Lol, I'm not optimizing 100 free parameters This is just simple matter of fact that even 20k parameter permutations takes long time to optimize.
Yes you are right, it's not necessarily a trivial task to port CPU code to an efficient GPU implementation and doesn't automatically mean that running code on GPU is faster. However, I have 20+ years of professional experience writing code for GPUs so I know a thing or two about it I think main thing is to understand the SIMT execution model and how that influences the performance. I have been using George Marsaglia's "Multiply with carry" PRNG on GPUs in the past (e.g. for Monte Carlo integration), which is very efficient PRNG with decent random distribution, so that's probably my first go-to PRNG if I need one.
Are you doing this maybe in a scripting language?... Such things need to be done im fast low-level languages like C, C++, or even Assembler, IMO.
This was with MQL5 for MT5 and yes C++ implementation is couple of orders of magnitudes faster. However, when you increase the number of instruments and optimization interval even C++ implementation takes awhile.
@ph1l, you are a smart guy with very good programming skills, unfortunately on a wrong track, if I may say so My advice: you rather should concentrate yourself just on creating and testing options strategies (just throughly/deeply studying & really understanding some well known options strategies is even much better), not the classical/usual stock-only strategies. Options is the way to go in programmatic trading b/c you yourself can pre-define the max risk to take in the trade (ie. study the PnL diagram of options spreads and similar ones like this)... And specialize on as few as possible, so that then you can fully concentrate on these few only, w/o getting distracted by the rest. The options field is broad and sometimes also complicated, but is very logical & mathematical. And: there is no need to do such complicated & time consuming "industry standard" backtests like you do and did. Things are in fact much simpler... So, don't waste your time with unreliable things...
Looks like optimizing my stock database (1000+ stocks) even for a simple algo takes ballpark 24h which is unfeasible for iterative algo development. I could iterate on a single stock to cut the time down to couple of minutes, but that would massively undersample the domain, so I'm looking into adding OpenCL support to improve the performance by ~100x on a single GPU.
OpenCL got me nice 60x performance boost with my weak 3 TFLOPs laptop GPU (vs multi-threaded CPU optimization on 8 cores). This combined with dynamic programming for walk forward optimization I got 340x speed-up (1y optimization window for 2y with monthly optimizations). This is quite nice for algorithm iteration that I don't have to wait that long to test on a larger dataset.
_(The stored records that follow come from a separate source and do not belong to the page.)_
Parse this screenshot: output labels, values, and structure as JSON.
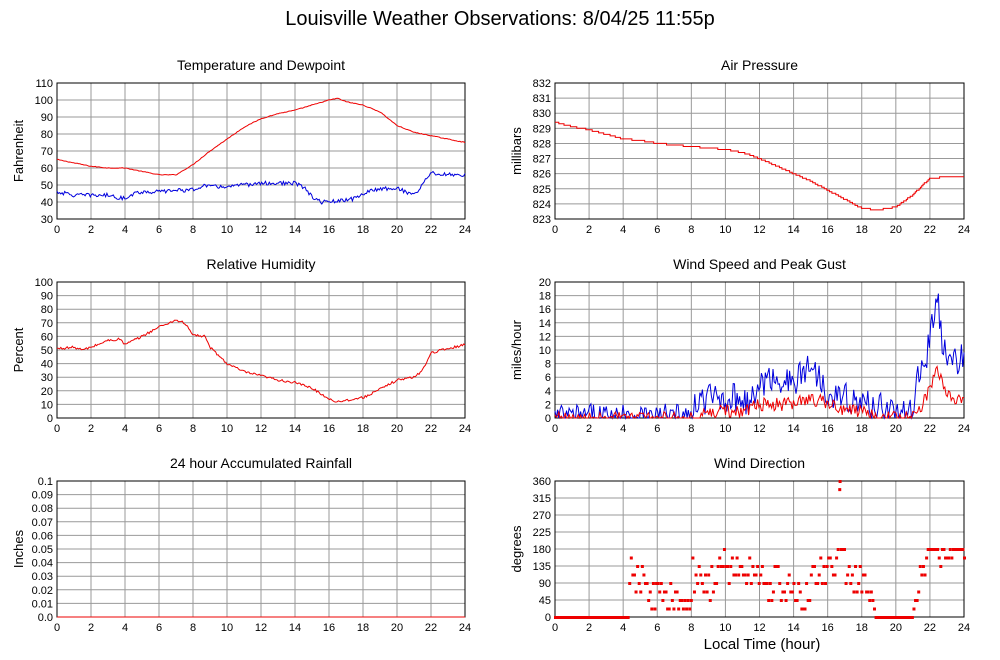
{
  "page": {
    "title": "Louisville Weather Observations: 8/04/25 11:55p",
    "xlabel": "Local Time (hour)"
  },
  "colors": {
    "red": "#ee0000",
    "blue": "#0000dd",
    "grid": "#999999"
  },
  "chart_data": [
    {
      "type": "line",
      "title": "Temperature and Dewpoint",
      "ylabel": "Fahrenheit",
      "xlim": [
        0,
        24
      ],
      "ylim": [
        30,
        110
      ],
      "xticks": [
        0,
        2,
        4,
        6,
        8,
        10,
        12,
        14,
        16,
        18,
        20,
        22,
        24
      ],
      "yticks": [
        30,
        40,
        50,
        60,
        70,
        80,
        90,
        100,
        110
      ],
      "grid": true,
      "series": [
        {
          "color": "red",
          "noise": 0.2,
          "x": [
            0,
            1,
            2,
            3,
            4,
            5,
            6,
            7,
            8,
            9,
            10,
            11,
            12,
            13,
            14,
            15,
            16,
            16.5,
            17,
            18,
            19,
            20,
            20.5,
            21,
            22,
            23,
            24
          ],
          "y": [
            65,
            63,
            61,
            60,
            60,
            58,
            56,
            56,
            62,
            70,
            77,
            84,
            89,
            92,
            94,
            97,
            100,
            101,
            99,
            97,
            93,
            85,
            83,
            81,
            79,
            77,
            75
          ]
        },
        {
          "color": "blue",
          "noise": 1.2,
          "x": [
            0,
            1,
            2,
            3,
            3.9,
            4.5,
            5,
            6,
            7,
            8,
            8.6,
            9,
            10,
            11,
            12,
            13,
            14,
            14.6,
            15,
            15.5,
            16,
            17,
            17.5,
            18,
            19,
            20,
            20.8,
            21.3,
            21.6,
            22,
            23,
            24
          ],
          "y": [
            46,
            44,
            44,
            44,
            42,
            45,
            46,
            46,
            47,
            47,
            50,
            49,
            49,
            50,
            51,
            51,
            51,
            48,
            43,
            40,
            40,
            41,
            42,
            45,
            48,
            48,
            45,
            46,
            53,
            57,
            56,
            56
          ]
        }
      ]
    },
    {
      "type": "line",
      "title": "Air Pressure",
      "ylabel": "millibars",
      "xlim": [
        0,
        24
      ],
      "ylim": [
        823,
        832
      ],
      "xticks": [
        0,
        2,
        4,
        6,
        8,
        10,
        12,
        14,
        16,
        18,
        20,
        22,
        24
      ],
      "yticks": [
        823,
        824,
        825,
        826,
        827,
        828,
        829,
        830,
        831,
        832
      ],
      "grid": true,
      "series": [
        {
          "color": "red",
          "step": 0.1,
          "x": [
            0,
            1,
            2,
            3,
            4,
            5,
            6,
            7,
            8,
            9,
            10,
            11,
            12,
            13,
            14,
            15,
            16,
            17,
            18,
            19,
            20,
            21,
            21.5,
            22,
            23,
            24
          ],
          "y": [
            829.4,
            829.1,
            828.9,
            828.6,
            828.3,
            828.2,
            828,
            827.9,
            827.8,
            827.7,
            827.6,
            827.4,
            827,
            826.5,
            826,
            825.5,
            824.9,
            824.3,
            823.7,
            823.6,
            823.8,
            824.6,
            825.2,
            825.7,
            825.8,
            825.8
          ]
        }
      ]
    },
    {
      "type": "line",
      "title": "Relative Humidity",
      "ylabel": "Percent",
      "xlim": [
        0,
        24
      ],
      "ylim": [
        0,
        100
      ],
      "xticks": [
        0,
        2,
        4,
        6,
        8,
        10,
        12,
        14,
        16,
        18,
        20,
        22,
        24
      ],
      "yticks": [
        0,
        10,
        20,
        30,
        40,
        50,
        60,
        70,
        80,
        90,
        100
      ],
      "grid": true,
      "series": [
        {
          "color": "red",
          "noise": 0.9,
          "x": [
            0,
            1,
            1.5,
            2,
            3,
            3.7,
            4,
            5,
            6,
            7,
            7.5,
            8,
            8.7,
            9,
            10,
            11,
            12,
            13,
            14,
            15,
            16,
            16.5,
            17,
            18,
            19,
            20,
            21,
            21.5,
            22,
            23,
            24
          ],
          "y": [
            51,
            52,
            50,
            52,
            57,
            58,
            54,
            60,
            67,
            72,
            70,
            61,
            60,
            52,
            40,
            34,
            31,
            28,
            26,
            22,
            14,
            12,
            13,
            15,
            21,
            28,
            30,
            35,
            48,
            51,
            54
          ]
        }
      ]
    },
    {
      "type": "line",
      "title": "Wind Speed and Peak Gust",
      "ylabel": "miles/hour",
      "xlim": [
        0,
        24
      ],
      "ylim": [
        0,
        20
      ],
      "xticks": [
        0,
        2,
        4,
        6,
        8,
        10,
        12,
        14,
        16,
        18,
        20,
        22,
        24
      ],
      "yticks": [
        0,
        2,
        4,
        6,
        8,
        10,
        12,
        14,
        16,
        18,
        20
      ],
      "grid": true,
      "series": [
        {
          "color": "blue",
          "noise": 2.2,
          "clip": true,
          "x": [
            0,
            3.9,
            4.0,
            4.1,
            4.3,
            4.4,
            4.5,
            8.0,
            8.3,
            9,
            10,
            11,
            11.5,
            12,
            13,
            14,
            15,
            15.5,
            16,
            17,
            18,
            19,
            20,
            20.8,
            21.3,
            21.8,
            22,
            22.4,
            22.8,
            23.3,
            23.8,
            24
          ],
          "y": [
            0,
            0,
            2,
            0,
            2,
            0,
            0,
            0,
            2,
            3,
            3,
            3,
            2,
            5,
            6,
            5,
            8,
            6,
            4,
            3,
            2,
            2,
            1,
            0,
            6,
            9,
            12,
            18,
            10,
            8,
            9,
            8
          ]
        },
        {
          "color": "red",
          "noise": 1.0,
          "clip": true,
          "x": [
            0,
            8.5,
            9,
            10,
            11,
            12,
            13,
            14,
            15,
            16,
            17,
            18,
            19,
            20,
            20.8,
            21.3,
            22,
            22.4,
            23,
            23.5,
            24
          ],
          "y": [
            0,
            0,
            1,
            1,
            1,
            2,
            2,
            2,
            3,
            2,
            1,
            1,
            0,
            0,
            0,
            1,
            4,
            7,
            4,
            3,
            3
          ]
        }
      ]
    },
    {
      "type": "line",
      "title": "24 hour Accumulated Rainfall",
      "ylabel": "Inches",
      "xlim": [
        0,
        24
      ],
      "ylim": [
        0,
        0.1
      ],
      "xticks": [
        0,
        2,
        4,
        6,
        8,
        10,
        12,
        14,
        16,
        18,
        20,
        22,
        24
      ],
      "yticks": [
        "0.0",
        "0.01",
        "0.02",
        "0.03",
        "0.04",
        "0.05",
        "0.06",
        "0.07",
        "0.08",
        "0.09",
        "0.1"
      ],
      "grid": true,
      "series": [
        {
          "color": "red",
          "x": [
            0,
            24
          ],
          "y": [
            0,
            0
          ]
        }
      ]
    },
    {
      "type": "scatter",
      "title": "Wind Direction",
      "ylabel": "degrees",
      "xlim": [
        0,
        24
      ],
      "ylim": [
        0,
        360
      ],
      "xticks": [
        0,
        2,
        4,
        6,
        8,
        10,
        12,
        14,
        16,
        18,
        20,
        22,
        24
      ],
      "yticks": [
        0,
        45,
        90,
        135,
        180,
        225,
        270,
        315,
        360
      ],
      "grid": true,
      "series": [
        {
          "color": "red",
          "count": 260,
          "x": [
            0,
            4.3,
            4.4,
            7.9,
            8.0,
            8.6,
            9,
            10,
            11,
            12,
            12.5,
            13,
            14,
            14.5,
            15,
            16,
            16.5,
            16.7,
            17,
            18,
            18.8,
            19,
            20,
            21,
            21.3,
            22,
            23,
            24
          ],
          "y": [
            0,
            0,
            112,
            0,
            112,
            90,
            90,
            135,
            120,
            110,
            90,
            100,
            60,
            30,
            90,
            140,
            150,
            360,
            110,
            90,
            0,
            0,
            0,
            0,
            100,
            158,
            180,
            180
          ]
        }
      ]
    }
  ]
}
I run algo backtesting on the GPU for N parameter permutations and calculate a trading score for each, from which I pick the parameters for the best result. I can now quite easily write algos to run on both CPU & GPU on my platform and use the same code for both without need for separate implementations. For example in this screenshot I run 100000 backtests per day for AAPL (1 year optimization window) for total of 24 days (once a month for 2 years), so it effectively runs 2.4M backtests in 1.36 seconds
Just curious: why AAPL and similar titans? IMO there is no money to make with tiese giants as they have become colosses which can't make any big moves anynore due to their size. I prefer Smallcaps with high volatility. Anybody doing such calcs on the options chain tables to find good trades?